Not all agree with calls to push through a treaty while serious concerns still exist. Raman Jit Singh Chima, director of Asia Pacific policy at digital rights group Access Now, was also involved in negotiations, and warned that “this is not a win by preventing an even worse treaty.”
“It will actually provide an excuse for many states to justify current repression and constitute a flawed global standard, poisoning the design of national cybercrime laws for decades to come,” he said.
The Russian and Chinese embassies in Washington, D.C., and the Iranian Mission to the U.N. did not respond to requests for comment on the cybercrime convention.
It’s an issue the White House has been wrestling with in recent weeks. Neuberger last week traveled to New York to discuss the convention, which included holding a call with around 20 groups that oppose the current treaty.
“We’ve been engaging key global tech companies as well to hear their concerns,” Neuberger said of the meeting. “We were really in listening mode, to hear them and to ask for specifics … we want to really look at this with an open mind.”
Ashton-Hart was on the call Neuberger hosted, and while he praised the administration for the outreach toward key tech players, he said this was “missing” during the negotiation process.
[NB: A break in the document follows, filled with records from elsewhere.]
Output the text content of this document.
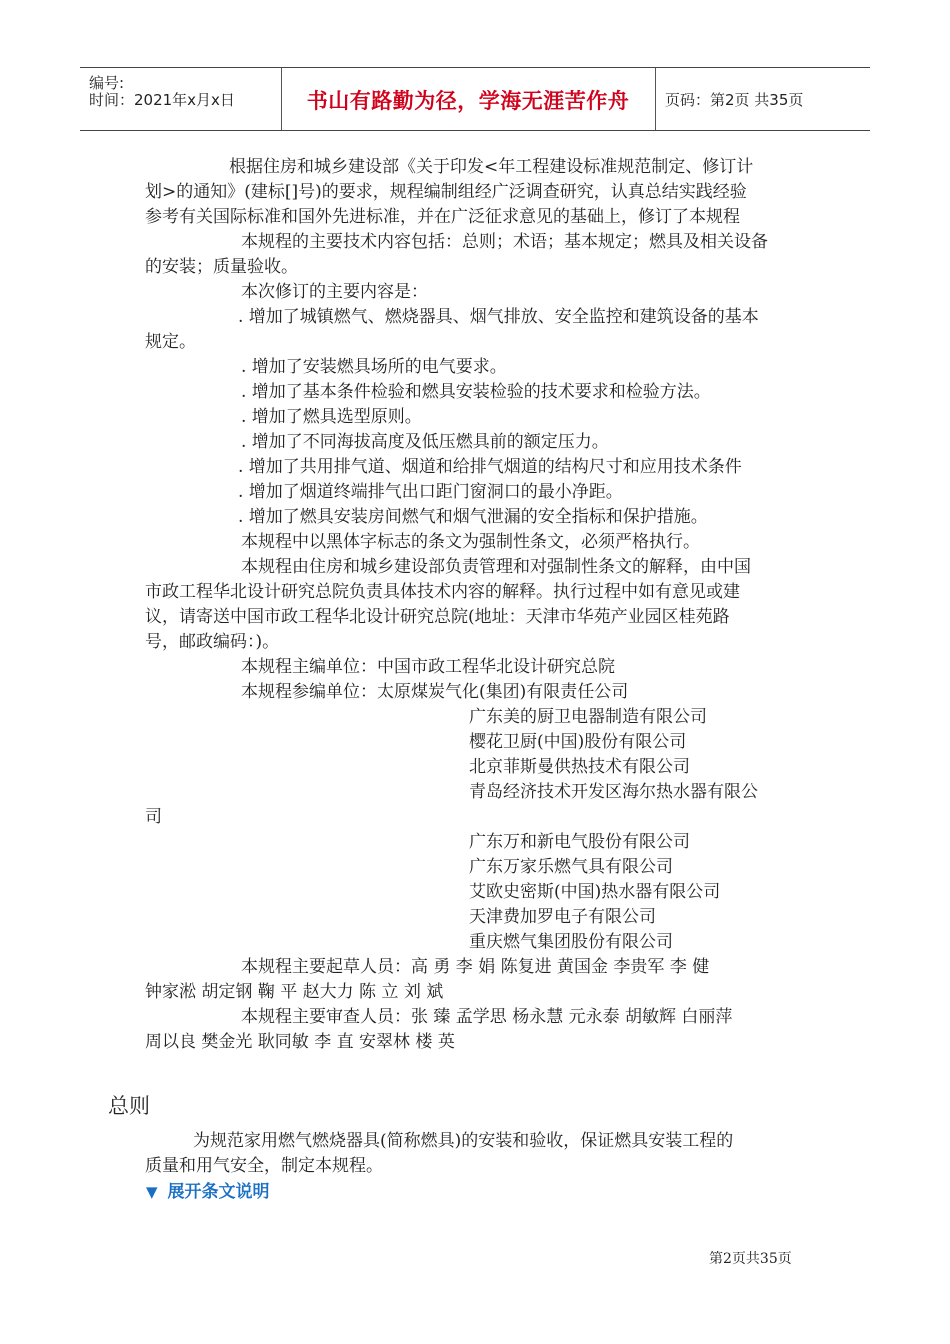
编号:
时间：2021年x月x日	书山有路勤为径，学海无涯苦作舟	页码：第2页 共35页
根据住房和城乡建设部《关于印发<年工程建设标准规范制定、修订计
划>的通知》(建标[]号)的要求，规程编制组经广泛调查研究，认真总结实践经验
参考有关国际标准和国外先进标准，并在广泛征求意见的基础上，修订了本规程
本规程的主要技术内容包括：总则；术语；基本规定；燃具及相关设备
的安装；质量验收。
本次修订的主要内容是：
. 增加了城镇燃气、燃烧器具、烟气排放、安全监控和建筑设备的基本
规定。
. 增加了安装燃具场所的电气要求。
. 增加了基本条件检验和燃具安装检验的技术要求和检验方法。
. 增加了燃具选型原则。
. 增加了不同海拔高度及低压燃具前的额定压力。
. 增加了共用排气道、烟道和给排气烟道的结构尺寸和应用技术条件
. 增加了烟道终端排气出口距门窗洞口的最小净距。
. 增加了燃具安装房间燃气和烟气泄漏的安全指标和保护措施。
本规程中以黑体字标志的条文为强制性条文，必须严格执行。
本规程由住房和城乡建设部负责管理和对强制性条文的解释，由中国
市政工程华北设计研究总院负责具体技术内容的解释。执行过程中如有意见或建
议，请寄送中国市政工程华北设计研究总院(地址：天津市华苑产业园区桂苑路
号，邮政编码：)。
本规程主编单位：中国市政工程华北设计研究总院
本规程参编单位：太原煤炭气化(集团)有限责任公司
广东美的厨卫电器制造有限公司
樱花卫厨(中国)股份有限公司
北京菲斯曼供热技术有限公司
青岛经济技术开发区海尔热水器有限公
司
广东万和新电气股份有限公司
广东万家乐燃气具有限公司
艾欧史密斯(中国)热水器有限公司
天津费加罗电子有限公司
重庆燃气集团股份有限公司
本规程主要起草人员：高 勇 李 娟 陈复进 黄国金 李贵军 李 健
钟家淞 胡定钢 鞠 平 赵大力 陈 立 刘 斌
本规程主要审查人员：张 臻 孟学思 杨永慧 元永泰 胡敏辉 白丽萍
周以良 樊金光 耿同敏 李 直 安翠林 楼 英
总则
为规范家用燃气燃烧器具(简称燃具)的安装和验收，保证燃具安装工程的
质量和用气安全，制定本规程。
▼ 展开条文说明
第2页共35页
He noted that non-governmental groups and multiple defense ministries for foreign nations have gotten involved to express strong concerns in recent weeks.
“The impression I’m getting is, they had no idea, and now are like, ‘what is this?’” Ashton-Hart said.
The White House is being tight-lipped about the administration’s final decision on how it plans to vote, and Neuberger declined to give details beyond noting the administration is weighing its options. Top cyber officials at the State Department declined to comment, though the agency said last month it “welcomes” the adoption by the committee of the treaty. Lynch stressed that while he believes the U.S. should vote yes, it is strictly his personal opinion.
A vote in favor would be only the first step for the U.S. in ratifying the treaty, as at least two thirds of the Senate would be required to approve it, a number increasingly difficult to achieve among polarized members.
Some lawmakers are already against it. Sen. Chris Van Hollen (D-Md.), chair of the Senate Foreign Affairs Committee’s subcommittee with oversight of cyber issues, said this week that he is weighing support for the treaty but “has concerns” about the current draft language being abused by Russia, China and Iran.
Sen. Ron Wyden (D-Ore.) said he is working with colleagues “to make clear that America must change course and begin listening to human rights activists who have been sounding the alarm about this convention for years,” describing the treaty as “helping China or Russia justify abusing surveillance to prop up their authoritarian states.”
The Biden administration has the next few weeks left to wrestle over the issue, but conversations are being had by diplomats on the sidelines of this week’s General Assembly in New York City and at the annual Counter Ransomware Initiative meeting in Washington next week. Regardless of how the U.S. and its allies vote, when the treaty comes up for consideration, the U.N. is almost certain to vote yes, given that the majority of nations already approved the treaty’s creation in 2019.
“It’s going to get passed in the U.N., so how do you mitigate the potential harms you see there,” Painter said. “The U.S. government can play a real role here in working to mitigate the potential harms by helping countries implement this.”
But, he acknowledged, “there is a lot of heat around this right now.”